Modified racing career
- Years active: 1951-1967
- Car number: 117
- Championships: 1

= Don June =

American racing driver (born 1929)

Donald C. June (December 3, 1929 – June 1, 1999) was a pioneering driver of dirt modified stock cars. He dominated the inaugural season at Edgewood Speedway in 1951, winning 11 feature events at the Alexandria Bay, New York oval and claiming the Adirondack Stock Car Club championship.

==Racing career==
June began racing in 1951 in a Ford owned by George Schultz at the Edgewood and Canton (New York) speedways. A rookie, he was so unbeatable that many nights the promoters would start him on the backstretch a half-lap behind the field.

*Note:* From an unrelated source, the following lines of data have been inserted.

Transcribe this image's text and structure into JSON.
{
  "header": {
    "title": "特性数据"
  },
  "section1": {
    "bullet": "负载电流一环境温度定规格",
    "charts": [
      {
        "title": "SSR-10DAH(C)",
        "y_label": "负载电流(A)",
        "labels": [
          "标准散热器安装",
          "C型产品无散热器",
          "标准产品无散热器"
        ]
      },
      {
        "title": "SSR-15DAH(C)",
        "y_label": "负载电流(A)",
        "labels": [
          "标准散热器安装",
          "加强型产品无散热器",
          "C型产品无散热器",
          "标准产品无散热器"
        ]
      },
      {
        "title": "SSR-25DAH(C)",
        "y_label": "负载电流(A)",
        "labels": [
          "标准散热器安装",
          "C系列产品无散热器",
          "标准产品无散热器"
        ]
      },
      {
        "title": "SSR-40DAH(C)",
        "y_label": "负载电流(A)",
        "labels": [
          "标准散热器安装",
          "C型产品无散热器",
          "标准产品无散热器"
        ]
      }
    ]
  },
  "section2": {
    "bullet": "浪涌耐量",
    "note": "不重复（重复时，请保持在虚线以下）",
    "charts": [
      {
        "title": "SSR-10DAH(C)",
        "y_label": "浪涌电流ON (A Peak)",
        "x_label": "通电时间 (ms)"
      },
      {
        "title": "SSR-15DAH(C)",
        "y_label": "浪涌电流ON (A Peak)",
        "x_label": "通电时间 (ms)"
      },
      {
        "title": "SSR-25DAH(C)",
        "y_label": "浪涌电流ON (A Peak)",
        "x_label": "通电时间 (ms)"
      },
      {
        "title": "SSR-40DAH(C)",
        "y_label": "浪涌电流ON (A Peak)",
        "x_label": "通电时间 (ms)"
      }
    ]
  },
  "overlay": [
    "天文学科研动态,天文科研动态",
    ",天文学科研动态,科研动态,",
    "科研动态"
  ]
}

June went on to compete successfully at many other area tracks, including Evans Mills Speedway, the Syracuse Mile, and Watertown Speedway in New York, and Kingston Speedway in Ontario Canada.

A master mechanic, June earned the nickname “Stroker” after his experiments with stroking a crankshaft in a Chrysler produced big horsepower gains. When forced to retire from the driver's seat after being injured in a work accident he continued on as a car owner, fielding cars for many of the top drivers. June was the crew chief for Dick May in the 1967 Daytona ARCA 200 and the Daytona Permatex 300.

June was inducted into the Northeast Dirt Modified Hall of Fame 2022.